Zur Untersuchung des Einflusses der Hohlräume auf die Zuverlässigkeit von Lötverbindungen wurde eine spezielle 2D FEM aufgebaut. Es wurden mehrere Konfigurationen mit unterschiedlichen Anzahlen, Größen und Positionen der Hohlräume analysiert. Als Referenz verwendete man eine Lötverbindung ohne Hohlräume. Die wesentliche Schlussfolgerung daraus ist, dass die kumulierte nicht-elastische Belastung einer Lötverbindung mit einem einzigen Wohnraum nicht größer ist, als die einer Lötverbindung ohne Hohlräume. Allerdings können mehrere Hohlräume in einer einzigen Verbindung zu Frühausfällen führen.
Kontext der Modellierung
Ein wichtiger Grund für die großen Unterschiede bei den modellierten Zuverlässigkeitsergebnissen für bleifreie Legierungen liegt in der breiten Streuung der in der Literatur erwähnten Materialeigenschaften. Durch die Auswahl eines speziellen Satzes von Grundeigenschaften und durch das Treffen unterschiedlicher Annahmen und Vereinfachungen im Modell kann man zu vollständig unterschiedlichen – und sogar gegenteiligen – Schlussfolgerungen kommen. Beim Vergleich der Ergebnisse kommt also dem verwendeten Modell eine entscheidende Bedeutung zu (Bild 4).

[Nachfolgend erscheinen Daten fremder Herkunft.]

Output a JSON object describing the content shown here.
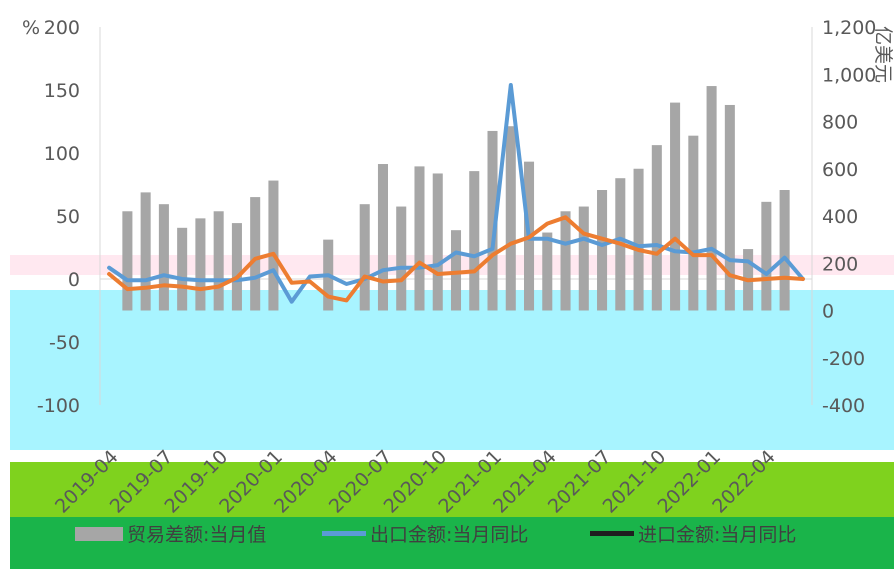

In der vorliegenden Studie wurde das Dauerverhalten von SnPb und SnAgCu durch die in der Literatur gefundenen Gleichungen definiert. Aufbauend auf diesen Berechnungen zeichnete man das Dauerverhalten der zwei untersuchten Legierungen in einem stabilen Zustand im Vergleich zur mechanischen Spannung auf. SnAgCu scheint bei hohen Temperaturen und geringen mechanischen Spannungen eine bessere Dauerstabilität zu bieten als normales SnPb. Dieser Vorteil nimmt allerdings bei niedrigen Temperaturen oder hoher mechanischer Spannung ab. Die Zuverlässigkeitsgleichungen beruhen auf einer empirischen Beziehung zwischen der kumulierten Dauerbelastung und der charakteristischen Lebensdauer. Sämtliche Abschätzungen und Ergebnisse müssen noch durch laufende Experimente bestätigt werden.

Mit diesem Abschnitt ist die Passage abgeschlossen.